Throughout the day there had been very little firing from the Russian batteries—towards evening all was silent except the storm. In the middle of the night, however, we were all awoke by one of the most tremendous cannonades we had ever heard, and, after a time, the report of a rolling fire of musketry was borne upon the wind. Looking eagerly in the direction of the sound, we saw the flashes of the cannon through the chinks in the roof, each distinct by itself, just as a flash of lightning is seen in all its length and breadth through a crevice in a window shutter. It was a sortie on the French lines. The cannonade lasted for half-an-hour, and gradually waxed fainter. In the morning we heard that the Russians had been received with an energy which quickly made them fly to the cover of their guns.

CHAPTER II.

A change for the better—Visit to Balaklava—Devastation—Affair of Pickets—Newspaper Correspondents in the Crimea—Difficulties they had to encounter—False Hopes—A smart affair—Death of Lieutenant Tryon—Flattering Testimonies—Want of Generals—Attack on Oupatoria—Affair between the Chasseurs de Vincennes and the Russian Riflemen—The Ovens—A Deserter's Story—Movements of the Russians—A Reconnaissance—Suffering caused by hard work and scarcity of supplies—Warnings—Cholera—Dreadful Scenes amongst the Turks in Balaklava.

BALAKLAVA AFTER THE STORM.

With the morning of the 15th of November, came a bright cold sky, and our men, though ankle deep in mud cheered up when they beheld the sun once more. The peaks of the hills and mountain sides were covered with snow. As rumours of great disasters reached us from Balaklava, I after breakfasting in my stable, made my way there as well as I could. The roads were mere quagmires. Another day's rain would have rendered them utterly impassable, and only for swimming or navigation. Dead horses and cattle were scattered all over the country, and here and there a sad little procession, charged with the burden of some inanimate body, might be seen wending its way slowly towards the hospital marquees, which had been again pitched.

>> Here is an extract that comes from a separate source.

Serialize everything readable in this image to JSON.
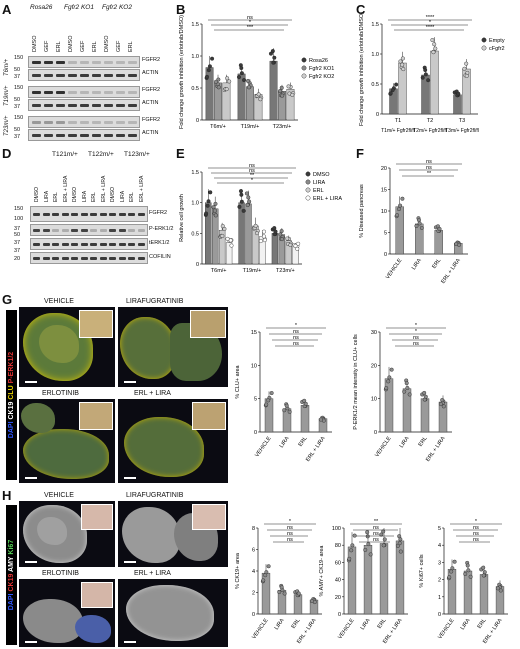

In coming by the French lines I observed that the whole of the troops were turned out, and were moving about and wheeling in column to keep their blood warm. They had just been mustered, and it was gratifying to learn that the rumours respecting lost men were greatly exaggerated. Our men were engaged in trenching and clearing away mud.

The Russians in the valley were very active, and judging from the state of the ground and the number of loose horses, they must have been very miserable also.